OTISFIELD — Why would a woman living in Kansas in the 1940s talk to her women’s club about one of Otisfield’s most notable residents Joe Holden, the man who proved the world was flat.

Nellie Pottle Hankins was born and died in her hometown of Otisfield, and during her lifetime she amassed a collection of stories and legends called the “People of Pugleyville,” said Otisfield Historical Society member Jean Hankins, whose late husband, David, was Nellie’s son.

Nellie’s 23-page manuscript, which consists of five stories, will be the topic of discussion as the Otisfield Historical Society kicks off its 2011 season on April 28. Nellie was an active member of the society.

“She apparently wrote all these pieces and delivered them over the years to her women’s club in Lawrence, Kan. I’m guessing they were written about 1940. One story, titled ‘Peter Jordan and an Act of God,’ was also published in Bittersweet magazine,” Hankins said.

The program, which begins at 7 p.m. in the Otisfield town office, is free and open to the public. It will feature stories and legends, including those of Joe Holden and Peter Jordan, who blasphemed against the Almighty, and Hankins’ Grammy Wardwell, who got into a lot of family trouble over her Chelsea tea set.

The stories will be read by different participants, and the audience will have ample opportunity to add their own versions, Hankins said.

Hankins, who now lives in Nellie’s Otisfield home, said Nellie attended Hebron Academy and later Colby College. Her ancestor, Ebenezer Kemp, was one of the first settlers of the town.

After marrying John E. Hankins, Nellie moved to Kansas but returned to Maine in 1956 when her husband became head of the English Department at the University of Maine. They retired to the Kemp family farm in Otisfield in 1970, actually to the place where Nellie’s mother, Annette Kemp, was born. Nellie died at age 88 in 1993. Her husband died 1996.

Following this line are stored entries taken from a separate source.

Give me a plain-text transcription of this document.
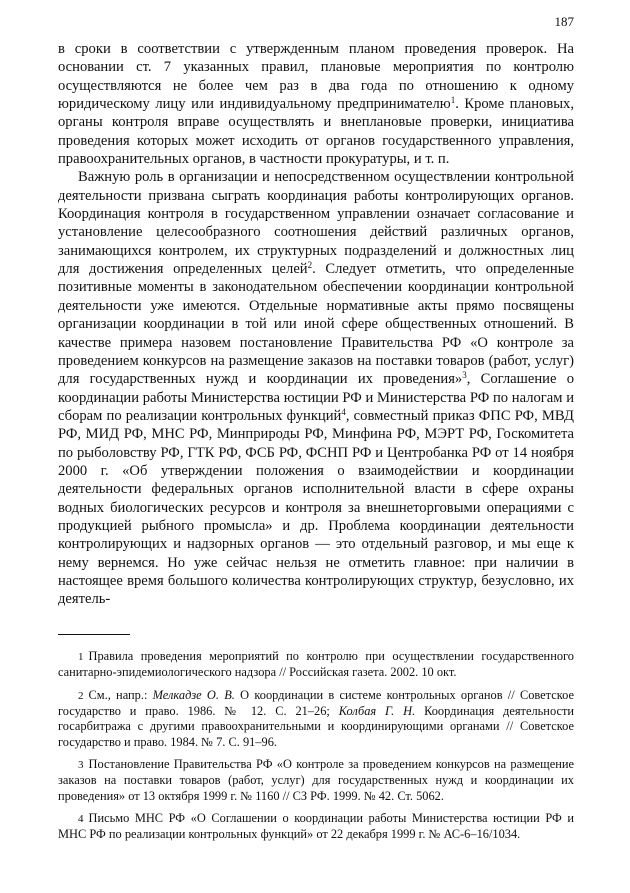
187

в сроки в соответствии с утвержденным планом проведения проверок. На основании ст. 7 указанных правил, плановые мероприятия по контролю осуществляются не более чем раз в два года по отношению к одному юридическому лицу или индивидуальному предпринимателю$^1$. Кроме плановых, органы контроля вправе осуществлять и внеплановые проверки, инициатива проведения которых может исходить от органов государственного управления, правоохранительных органов, в частности прокуратуры, и т. п.

Важную роль в организации и непосредственном осуществлении контрольной деятельности призвана сыграть координация работы контролирующих органов. Координация контроля в государственном управлении означает согласование и установление целесообразного соотношения действий различных органов, занимающихся контролем, их структурных подразделений и должностных лиц для достижения определенных целей$^2$. Следует отметить, что определенные позитивные моменты в законодательном обеспечении координации контрольной деятельности уже имеются. Отдельные нормативные акты прямо посвящены организации координации в той или иной сфере общественных отношений. В качестве примера назовем постановление Правительства РФ «О контроле за проведением конкурсов на размещение заказов на поставки товаров (работ, услуг) для государственных нужд и координации их проведения»$^3$, Соглашение о координации работы Министерства юстиции РФ и Министерства РФ по налогам и сборам по реализации контрольных функций$^4$, совместный приказ ФПС РФ, МВД РФ, МИД РФ, МНС РФ, Минприроды РФ, Минфина РФ, МЭРТ РФ, Госкомитета по рыболовству РФ, ГТК РФ, ФСБ РФ, ФСНП РФ и Центробанка РФ от 14 ноября 2000 г. «Об утверждении положения о взаимодействии и координации деятельности федеральных органов исполнительной власти в сфере охраны водных биологических ресурсов и контроля за внешнеторговыми операциями с продукцией рыбного промысла» и др. Проблема координации деятельности контролирующих и надзорных органов — это отдельный разговор, и мы еще к нему вернемся. Но уже сейчас нельзя не отметить главное: при наличии в настоящее время большого количества контролирующих структур, безусловно, их деятель-

1 Правила проведения мероприятий по контролю при осуществлении государственного санитарно-эпидемиологического надзора // Российская газета. 2002. 10 окт.

2 См., напр.: Мелкадзе О. В. О координации в системе контрольных органов // Советское государство и право. 1986. № 12. С. 21–26; Колбая Г. Н. Координация деятельности госарбитража с другими правоохранительными и координирующими органами // Советское государство и право. 1984. № 7. С. 91–96.

3 Постановление Правительства РФ «О контроле за проведением конкурсов на размещение заказов на поставки товаров (работ, услуг) для государственных нужд и координации их проведения» от 13 октября 1999 г. № 1160 // СЗ РФ. 1999. № 42. Ст. 5062.

4 Письмо МНС РФ «О Соглашении о координации работы Министерства юстиции РФ и МНС РФ по реализации контрольных функций» от 22 декабря 1999 г. № АС-6–16/1034.
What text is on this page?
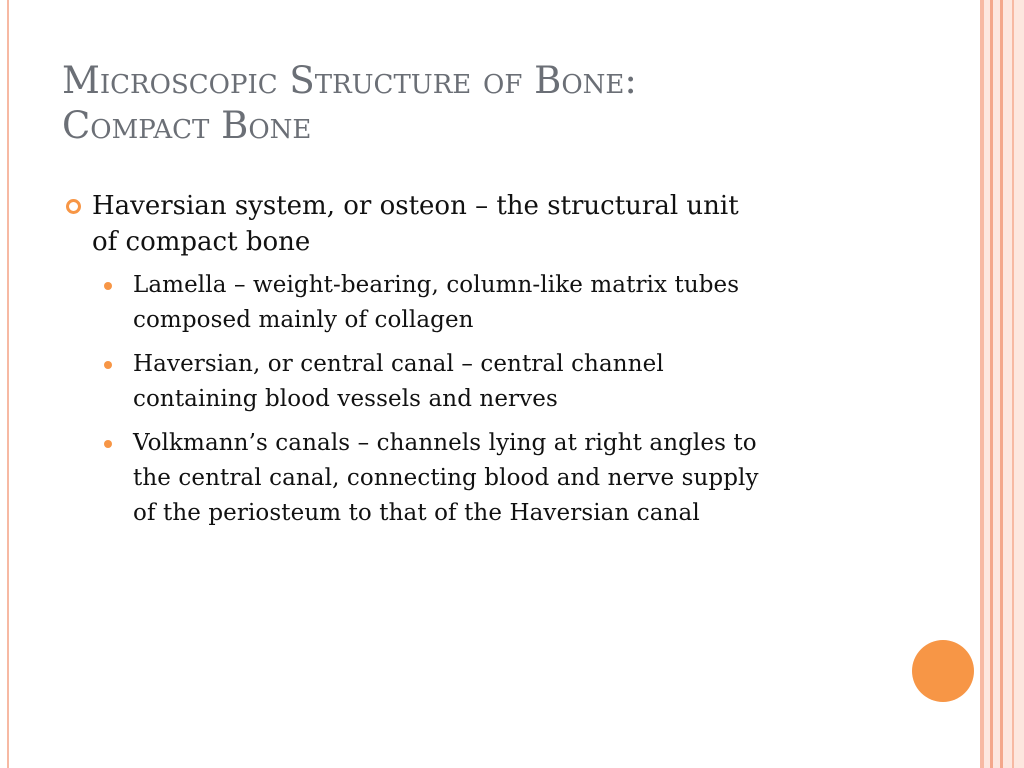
Microscopic Structure of Bone:
Compact Bone
Haversian system, or osteon – the structural unit
of compact bone
Lamella – weight-bearing, column-like matrix tubes
composed mainly of collagen
Haversian, or central canal – central channel
containing blood vessels and nerves
Volkmann’s canals – channels lying at right angles to
the central canal, connecting blood and nerve supply
of the periosteum to that of the Haversian canal
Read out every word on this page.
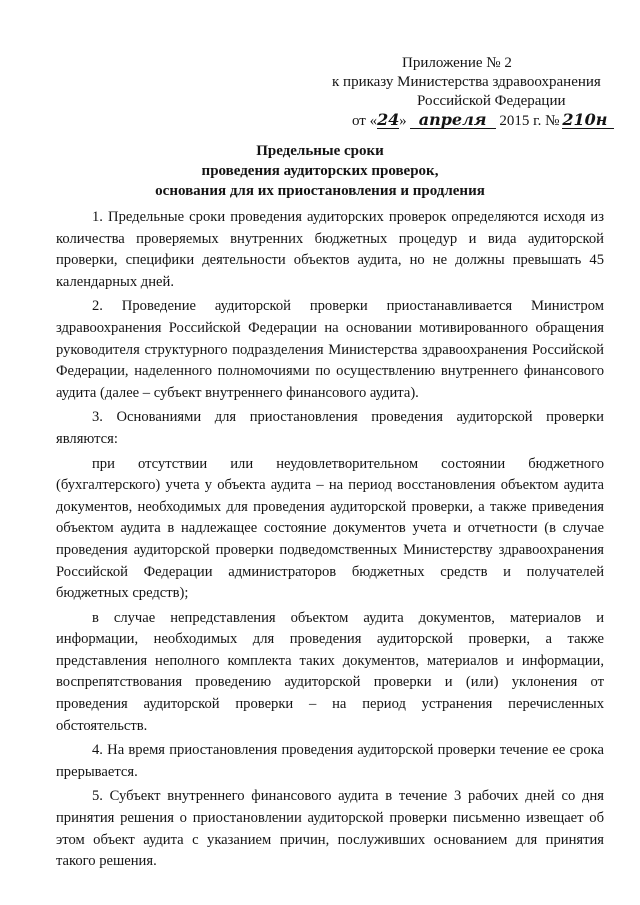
Приложение № 2
к приказу Министерства здравоохранения
Российской Федерации
от «24» апреля 2015 г. № 210н
Предельные сроки
проведения аудиторских проверок,
основания для их приостановления и продления

1. Предельные сроки проведения аудиторских проверок определяются исходя из количества проверяемых внутренних бюджетных процедур и вида аудиторской проверки, специфики деятельности объектов аудита, но не должны превышать 45 календарных дней.

2. Проведение аудиторской проверки приостанавливается Министром здравоохранения Российской Федерации на основании мотивированного обращения руководителя структурного подразделения Министерства здравоохранения Российской Федерации, наделенного полномочиями по осуществлению внутреннего финансового аудита (далее – субъект внутреннего финансового аудита).

3. Основаниями для приостановления проведения аудиторской проверки являются:

при отсутствии или неудовлетворительном состоянии бюджетного (бухгалтерского) учета у объекта аудита – на период восстановления объектом аудита документов, необходимых для проведения аудиторской проверки, а также приведения объектом аудита в надлежащее состояние документов учета и отчетности (в случае проведения аудиторской проверки подведомственных Министерству здравоохранения Российской Федерации администраторов бюджетных средств и получателей бюджетных средств);

в случае непредставления объектом аудита документов, материалов и информации, необходимых для проведения аудиторской проверки, а также представления неполного комплекта таких документов, материалов и информации, воспрепятствования проведению аудиторской проверки и (или) уклонения от проведения аудиторской проверки – на период устранения перечисленных обстоятельств.

4. На время приостановления проведения аудиторской проверки течение ее срока прерывается.

5. Субъект внутреннего финансового аудита в течение 3 рабочих дней со дня принятия решения о приостановлении аудиторской проверки письменно извещает об этом объект аудита с указанием причин, послуживших основанием для принятия такого решения.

While there are various ideas of how the name Pugleyville came to be, Hankins said it refers to East Otisfield and is not a name used very often now.

“William Spurr’s History of Otisfield says it comes from the expression ‘puggling,’ meaning to fuss around with anything,” Hankins said.

“Longtime Otisfield resident Howard Dyer, who died at age 102, believed it was named after ceramic pugs, pieces of pottery once produced in the mill in the village. Nellie Hankins gives another explanation, that it was named for one Samuel Pugley who had a large family of attractive daughters,” Hankins said. “I tend to favor Howard Dyer’s theory.”

The program will follow the annual election of officers and a brief business meeting.